Saturday, December 9, 2017

A Few Right Thinking Men

Originally published in 2010, this is a re-release by Pantera Press in paperback format. Written by Sulari Gentill and set in 1930s Australia, it's beautifully written and redolent of classic golden age detective fiction.

The series is written around real life history, with verifiable political and news stories of the time seamlessly interwoven into the narrative.  I have been most impressed with Ms. Gentill's ability to place her characters peripheral to real history and really allow the reader to feel like they're there.

This is the first book in the series and introduces the dashing (and charmingly egalitarian) Rowland Sinclair and an ensemble cast of friends and associates along with a beautifully drawn depression-era Australia.
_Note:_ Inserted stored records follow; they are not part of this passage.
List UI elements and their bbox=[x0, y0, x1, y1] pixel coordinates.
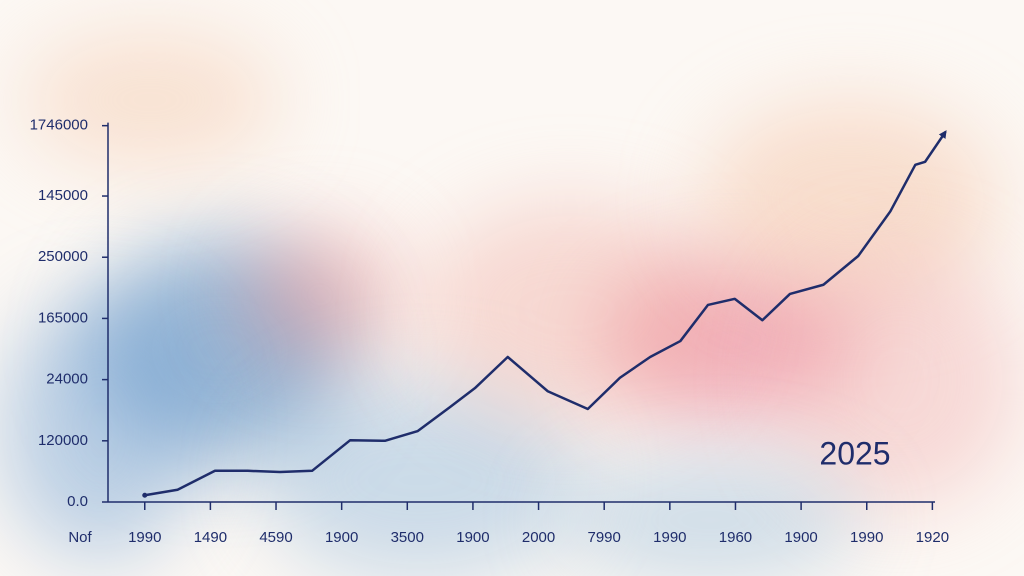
start-point bbox=[142, 492, 148, 498]
x-tick-label: 4590 bbox=[259, 529, 292, 546]
y-tick-label: 1746000 bbox=[30, 117, 88, 134]
y-tick-label: 145000 bbox=[38, 187, 88, 204]
x-tick-label: 1990 bbox=[850, 529, 883, 546]
x-tick-label: 1960 bbox=[719, 529, 752, 546]
x-tick-label: 1900 bbox=[456, 529, 489, 546]
x-tick-label: 7990 bbox=[588, 529, 621, 546]
y-tick-label: 0.0 bbox=[67, 493, 88, 510]
y-tick-label: 165000 bbox=[38, 309, 88, 326]
y-tick-label: 120000 bbox=[38, 432, 88, 449]
y-tick-label: 24000 bbox=[46, 371, 88, 388]
y-tick-label: 250000 bbox=[38, 248, 88, 265]
x-tick-label: 1920 bbox=[916, 529, 949, 546]
x-tick-label: 1990 bbox=[128, 529, 161, 546]
line bbox=[144, 130, 947, 497]
x-tick-label: 2000 bbox=[522, 529, 555, 546]
annotation: 2025 bbox=[819, 435, 890, 471]
x-tick-label: 1900 bbox=[325, 529, 358, 546]
x-tick-label: 1990 bbox=[653, 529, 686, 546]
x-tick-label: 1900 bbox=[784, 529, 817, 546]
x-tick-label: 3500 bbox=[391, 529, 424, 546]
x-tick-label: 1490 bbox=[194, 529, 227, 546]
x-axis-label: Nof bbox=[68, 529, 92, 546]
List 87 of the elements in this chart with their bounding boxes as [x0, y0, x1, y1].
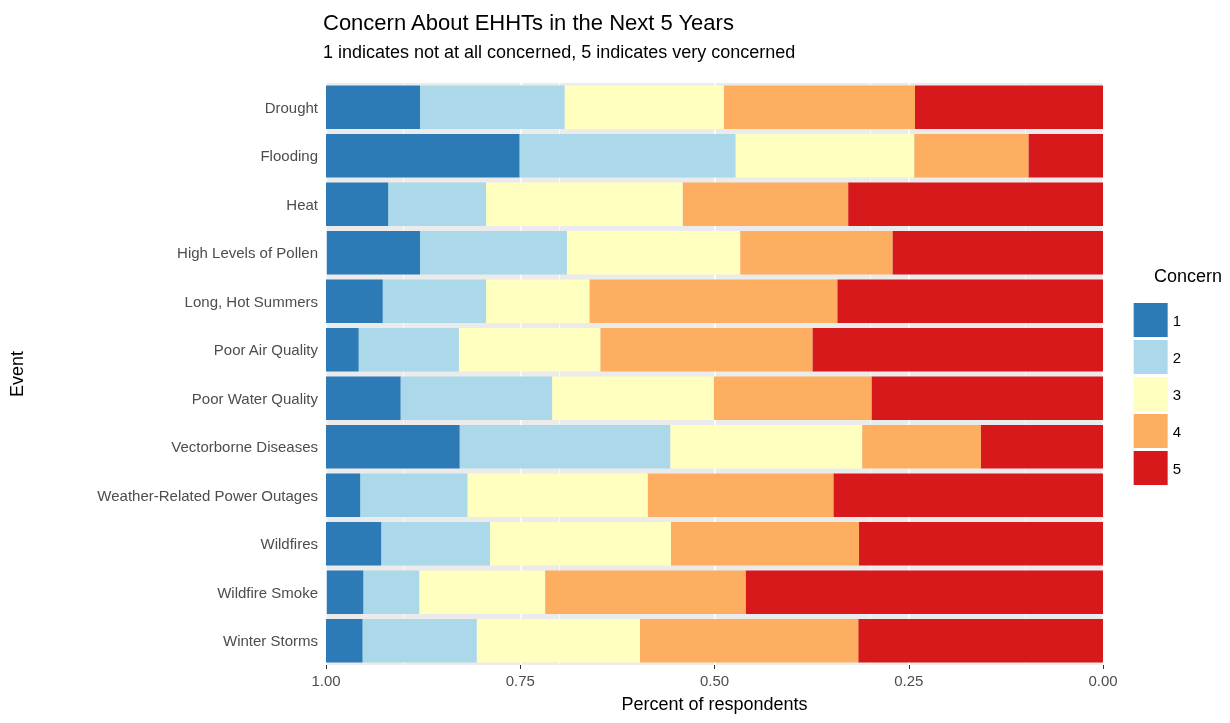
bar: [326, 327, 359, 372]
bar: [358, 327, 459, 372]
bar: [519, 133, 736, 178]
bar: [420, 85, 565, 130]
bar: [723, 85, 915, 130]
bar: [589, 279, 838, 324]
x-tick-label: 0.00: [1088, 672, 1118, 689]
bar: [486, 279, 590, 324]
bar: [382, 279, 487, 324]
y-axis-title: Event: [7, 350, 27, 398]
bar: [848, 182, 1103, 227]
bar: [489, 521, 671, 566]
bar: [837, 279, 1103, 324]
bar: [476, 618, 640, 663]
legend-label: 2: [1172, 348, 1181, 366]
bar: [459, 424, 671, 469]
bar: [467, 473, 648, 518]
bar: [745, 570, 1103, 615]
bar: [363, 570, 420, 615]
bar: [862, 424, 982, 469]
x-tick-label: 0.50: [699, 672, 730, 689]
y-tick-label: Vectorborne Diseases: [171, 438, 318, 456]
bar: [326, 618, 363, 663]
bar: [740, 230, 893, 275]
bar: [564, 85, 724, 130]
y-tick-label: Wildfires: [260, 535, 318, 553]
bar: [420, 230, 567, 275]
bar: [486, 182, 683, 227]
bar: [388, 182, 487, 227]
bar: [545, 570, 746, 615]
bar: [326, 230, 421, 275]
y-tick-label: Heat: [286, 195, 319, 213]
x-axis-title: Percent of respondents: [621, 694, 808, 714]
bar: [566, 230, 741, 275]
y-tick-label: Winter Storms: [222, 632, 318, 650]
bar: [326, 521, 382, 566]
x-tick-label: 1.00: [311, 672, 341, 689]
legend-label: 1: [1172, 311, 1181, 329]
y-tick-label: Poor Water Quality: [191, 389, 319, 407]
bar: [682, 182, 849, 227]
x-tick-label: 0.75: [505, 672, 535, 689]
legend-title: Concern: [1153, 266, 1223, 286]
bar: [400, 376, 553, 421]
bar: [981, 424, 1103, 469]
bar: [362, 618, 477, 663]
bar: [892, 230, 1103, 275]
bar: [647, 473, 834, 518]
bar: [1028, 133, 1103, 178]
bar: [552, 376, 714, 421]
bar: [326, 473, 361, 518]
bar: [713, 376, 872, 421]
bar: [458, 327, 601, 372]
bar: [670, 521, 860, 566]
legend-label: 4: [1172, 422, 1181, 440]
bar: [360, 473, 468, 518]
bar: [419, 570, 546, 615]
bar: [871, 376, 1103, 421]
chart-title: Concern About EHHTs in the Next 5 Years: [323, 9, 734, 35]
y-tick-label: Drought: [264, 98, 319, 116]
bar: [858, 618, 1103, 663]
y-tick-label: Poor Air Quality: [213, 341, 319, 359]
bar: [833, 473, 1103, 518]
chart-subtitle: 1 indicates not at all concerned, 5 indicates very concerned: [323, 42, 796, 62]
y-tick-label: Long, Hot Summers: [184, 292, 318, 310]
legend-label: 5: [1172, 459, 1181, 477]
bar: [381, 521, 490, 566]
bar: [735, 133, 915, 178]
bar: [639, 618, 859, 663]
bar: [859, 521, 1103, 566]
legend-label: 3: [1172, 385, 1181, 403]
bar: [326, 376, 401, 421]
y-tick-label: Wildfire Smoke: [217, 583, 318, 601]
y-tick-label: High Levels of Pollen: [177, 244, 318, 262]
bar: [600, 327, 813, 372]
bar: [812, 327, 1103, 372]
bar: [326, 182, 389, 227]
bar: [326, 279, 383, 324]
bar: [670, 424, 863, 469]
y-tick-label: Weather-Related Power Outages: [97, 486, 318, 504]
y-tick-label: Flooding: [260, 147, 318, 165]
bar: [326, 85, 421, 130]
bar: [914, 85, 1103, 130]
bar: [326, 570, 364, 615]
bar: [914, 133, 1029, 178]
x-tick-label: 0.25: [894, 672, 924, 689]
bar: [326, 133, 520, 178]
bar: [326, 424, 460, 469]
Having read the series (and looking forward to new installments), one thing that has impressed me very much is the author's facility with a really well planned and executed story arc.  I can't imagine how many books ahead she had planned when writing the first book, but there are foreshadowings in this book which play out in book 8 in the series.  In addition, each book is complete in itself. Honestly, I read them out of order when I could find them, and never felt lost or cheated.  They're really well written enjoyable books.  The dialogue is pitch perfect, the characters and setting are stellar, the writing is great, and the plot adheres to the 10 commandments of detective fiction (the reader gets all the info to 'solve' the crime, no hidden perpetrators, no 'evil twins' etc etc).
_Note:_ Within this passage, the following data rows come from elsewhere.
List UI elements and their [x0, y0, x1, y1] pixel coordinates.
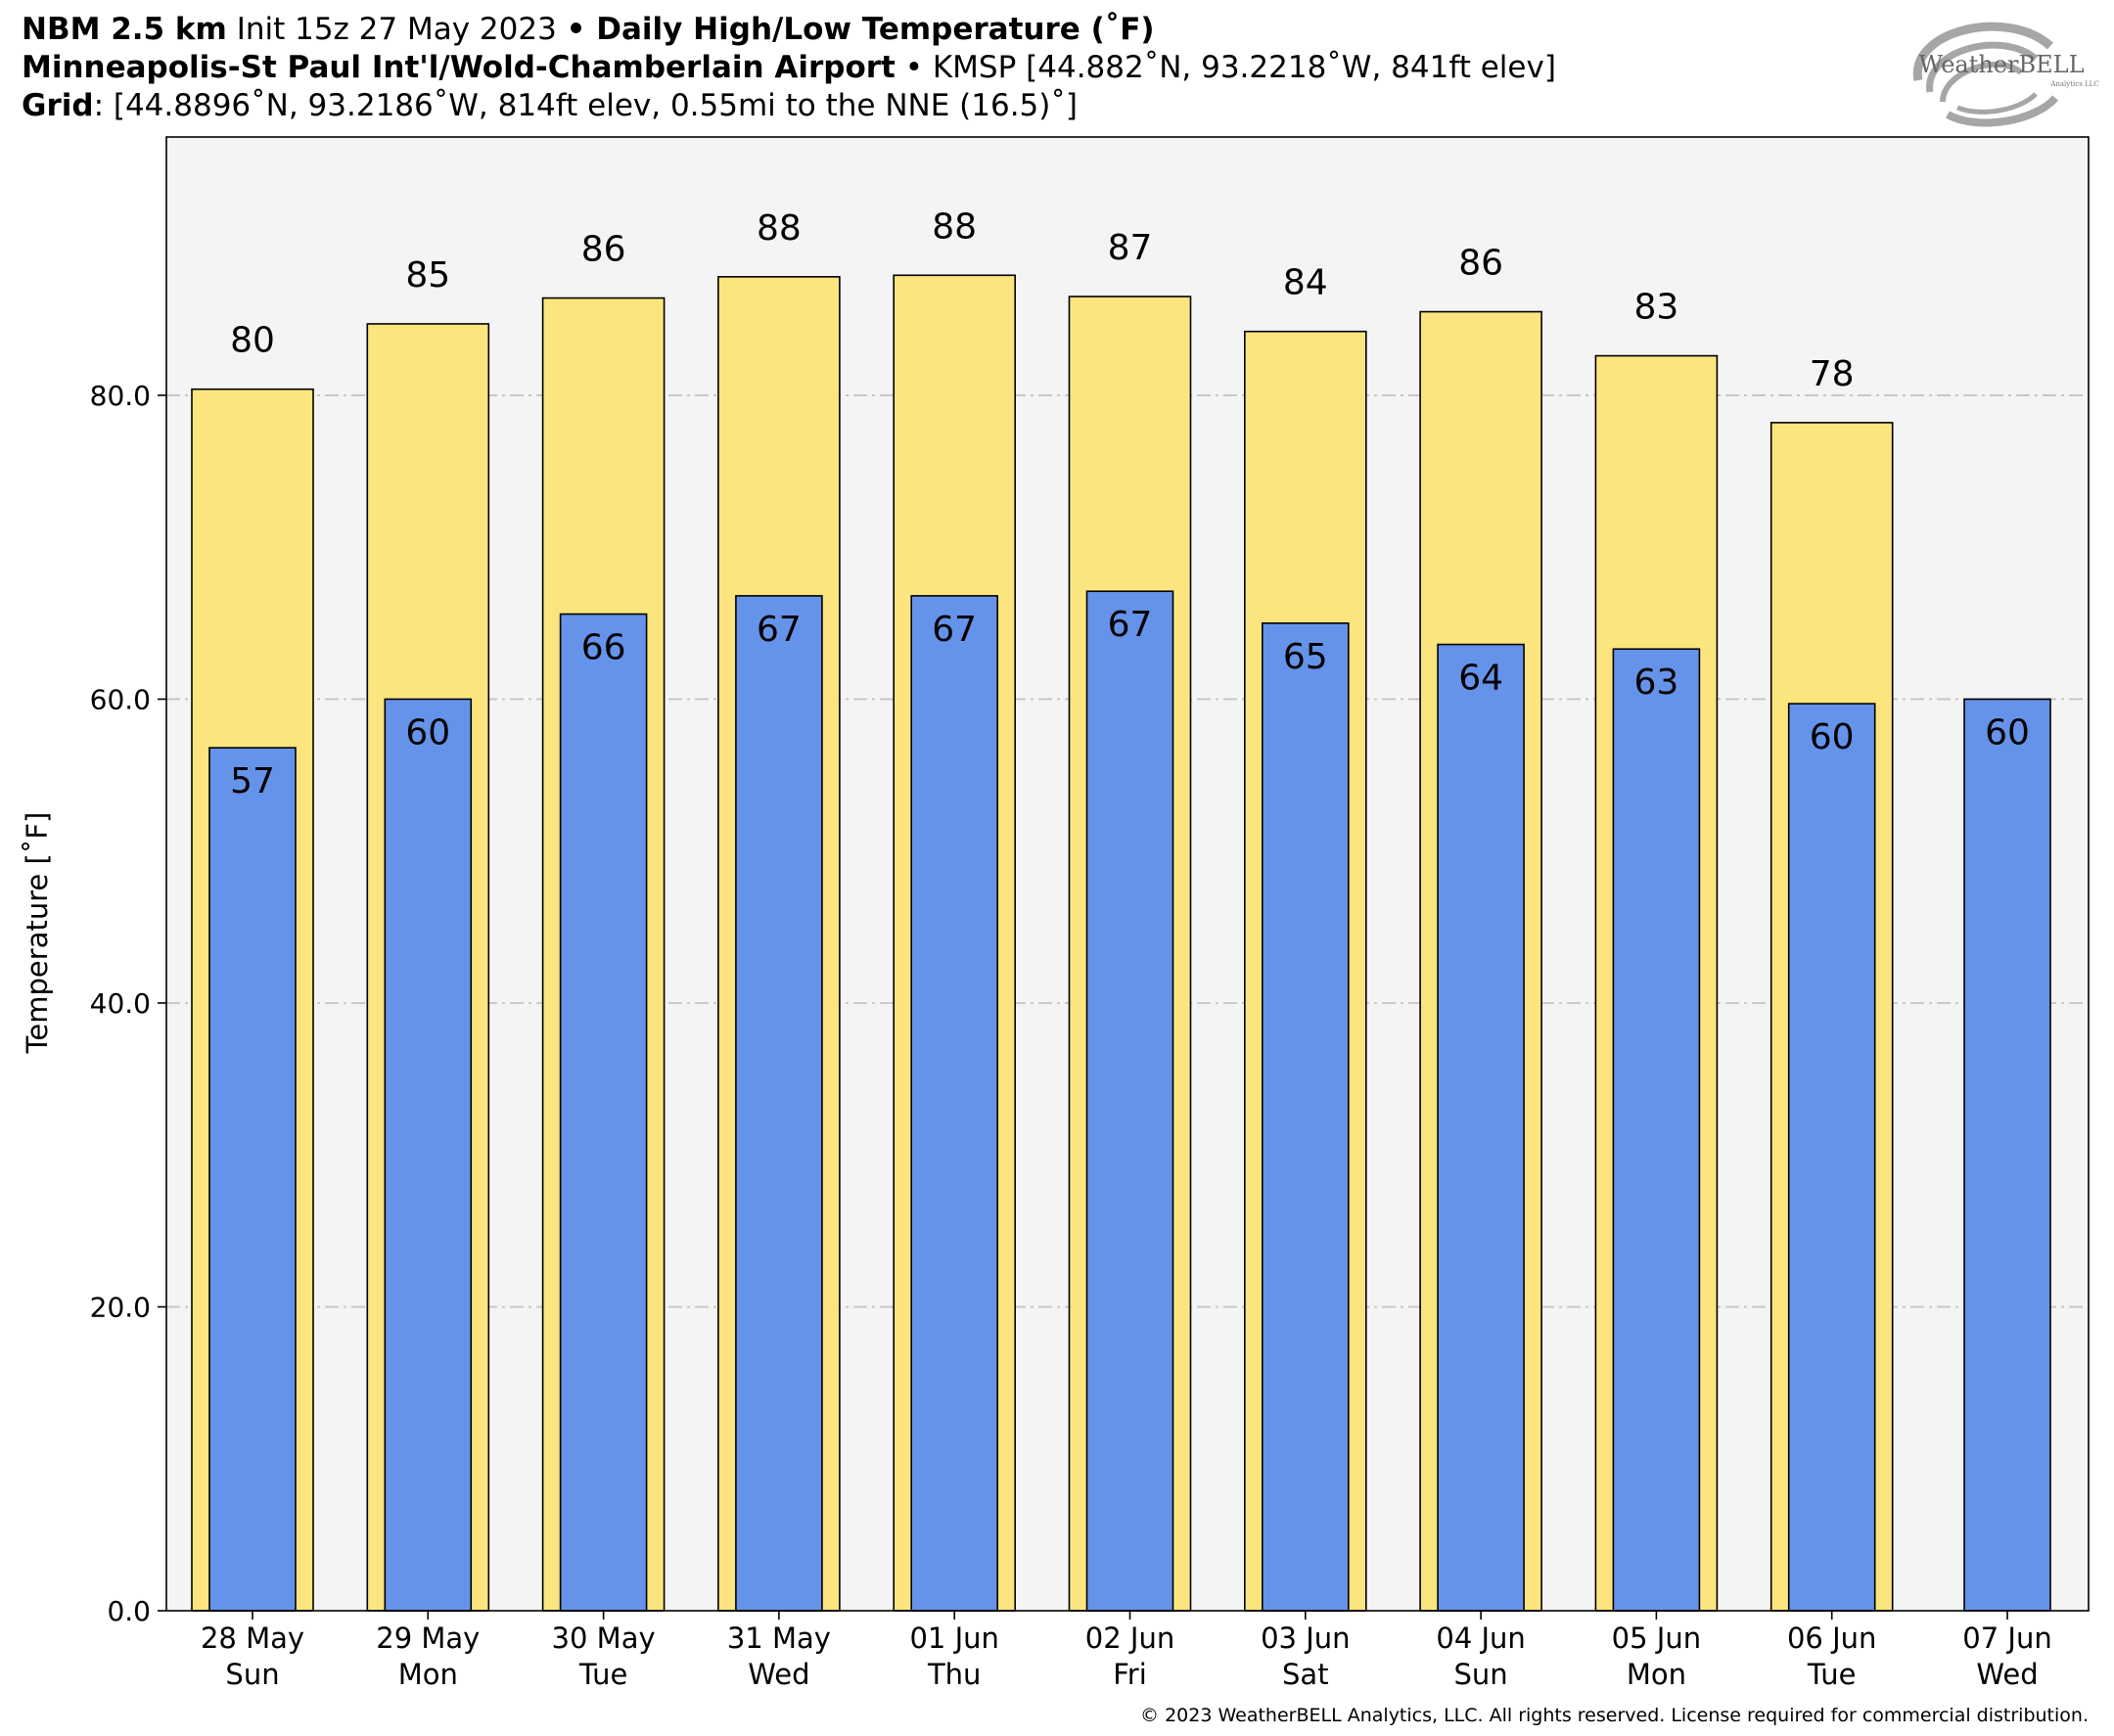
model-name: NBM 2.5 km — [22, 12, 227, 47]
low-temp-bar — [1262, 622, 1350, 1612]
y-tick-label: 20.0 — [90, 1291, 151, 1323]
low-temp-bar — [1612, 648, 1701, 1612]
low-temp-bar — [1085, 590, 1174, 1612]
high-temp-label: 80 — [230, 321, 275, 361]
low-temp-label: 64 — [1458, 659, 1503, 699]
plot-frame — [165, 136, 2090, 1612]
chart-header-line-2: Minneapolis-St Paul Int'l/Wold-Chamberla… — [22, 49, 1556, 86]
high-temp-label: 86 — [581, 230, 626, 270]
axes: 0.0 20.0 40.0 60.0 80.0 28 May Sun 29 May Mon 30 … — [90, 380, 2052, 1691]
low-temp-bar — [1787, 703, 1876, 1612]
x-tick-label: 30 May Tue — [552, 1622, 656, 1691]
low-temp-label: 63 — [1633, 662, 1678, 703]
low-temp-bar — [735, 595, 823, 1612]
low-temp-label: 65 — [1283, 637, 1328, 677]
high-temp-label: 78 — [1810, 354, 1855, 394]
x-tick-label: 07 Jun Wed — [1962, 1622, 2051, 1691]
y-tick-label: 0.0 — [107, 1595, 151, 1627]
grid-info: : [44.8896˚N, 93.2186˚W, 814ft elev, 0.5… — [93, 88, 1078, 123]
chart-header-line-3: Grid: [44.8896˚N, 93.2186˚W, 814ft elev,… — [22, 87, 1078, 124]
chart-title: Daily High/Low Temperature (˚F) — [596, 12, 1155, 47]
low-temp-bar — [1963, 698, 2051, 1612]
low-temp-label: 60 — [1810, 717, 1855, 757]
weatherbell-logo: WeatherBELL Analytics LLC — [1912, 22, 2099, 127]
y-tick-label: 40.0 — [90, 987, 151, 1020]
logo-subtext: Analytics LLC — [2049, 80, 2098, 88]
station-info: • KMSP [44.882˚N, 93.2218˚W, 841ft elev] — [895, 50, 1556, 85]
low-temp-label: 67 — [1108, 605, 1153, 645]
x-tick-label: 03 Jun Sat — [1261, 1622, 1350, 1691]
x-tick-label: 28 May Sun — [201, 1622, 304, 1691]
x-tick-label: 02 Jun Fri — [1085, 1622, 1174, 1691]
copyright-notice: © 2023 WeatherBELL Analytics, LLC. All r… — [1140, 1705, 2089, 1726]
x-tick-label: 29 May Mon — [376, 1622, 480, 1691]
x-tick-label: 01 Jun Thu — [909, 1622, 998, 1691]
init-time: Init 15z 27 May 2023 — [226, 12, 567, 47]
high-temp-label: 88 — [932, 206, 977, 247]
y-axis-label: Temperature [˚F] — [21, 812, 54, 1055]
bars: 80 57 85 60 86 66 88 67 88 67 87 67 84 65 86 64 83 63 78 60… — [191, 206, 2051, 1612]
low-temp-bar — [208, 747, 297, 1612]
high-temp-label: 83 — [1633, 288, 1678, 328]
grid-label: Grid — [22, 88, 94, 123]
low-temp-label: 60 — [405, 712, 450, 753]
high-temp-label: 88 — [757, 208, 802, 249]
y-tick-label: 80.0 — [90, 380, 151, 412]
low-temp-bar — [559, 613, 648, 1612]
x-tick-label: 05 Jun Mon — [1612, 1622, 1701, 1691]
header-separator: • — [566, 12, 597, 47]
high-temp-label: 84 — [1283, 263, 1328, 303]
x-tick-label: 04 Jun Sun — [1436, 1622, 1525, 1691]
low-temp-label: 67 — [757, 610, 802, 650]
low-temp-label: 57 — [230, 761, 275, 801]
x-tick-label: 06 Jun Tue — [1787, 1622, 1876, 1691]
high-temp-label: 86 — [1458, 244, 1503, 284]
high-temp-label: 85 — [405, 255, 450, 296]
y-tick-label: 60.0 — [90, 683, 151, 715]
low-temp-label: 66 — [581, 628, 626, 668]
high-temp-label: 87 — [1108, 228, 1153, 268]
station-name: Minneapolis-St Paul Int'l/Wold-Chamberla… — [22, 50, 896, 85]
x-tick-label: 31 May Wed — [727, 1622, 831, 1691]
low-temp-bar — [1437, 643, 1525, 1612]
low-temp-bar — [384, 698, 473, 1612]
logo-text: WeatherBELL — [1918, 51, 2084, 78]
low-temp-label: 67 — [932, 610, 977, 650]
chart-header-line-1: NBM 2.5 km Init 15z 27 May 2023 • Daily … — [22, 11, 1155, 48]
low-temp-label: 60 — [1985, 712, 2030, 753]
low-temp-bar — [910, 595, 999, 1612]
Other reviewers have done a good job of describing the plot, so I've concentrated on the books as a series.  I did review book 8 on this blog here.  I've seen this series compared to Kerry Greenwood's Phryne Fisher books, but apart from the setting (depression era Australia), I don't see it.  Both series are fun, but while Phryne's sort of a fantasy cozy, the Sinclair books have a lot more in common with Ngaio Marsh than Kerry Greenwood.

Well written, solid from this, the first, book, beautifully plotted. 323 pages, but I never found my interest flagging. Well worth a read.

Four solid stars
Disclosure: I received an ARC at no cost from the author/publisher.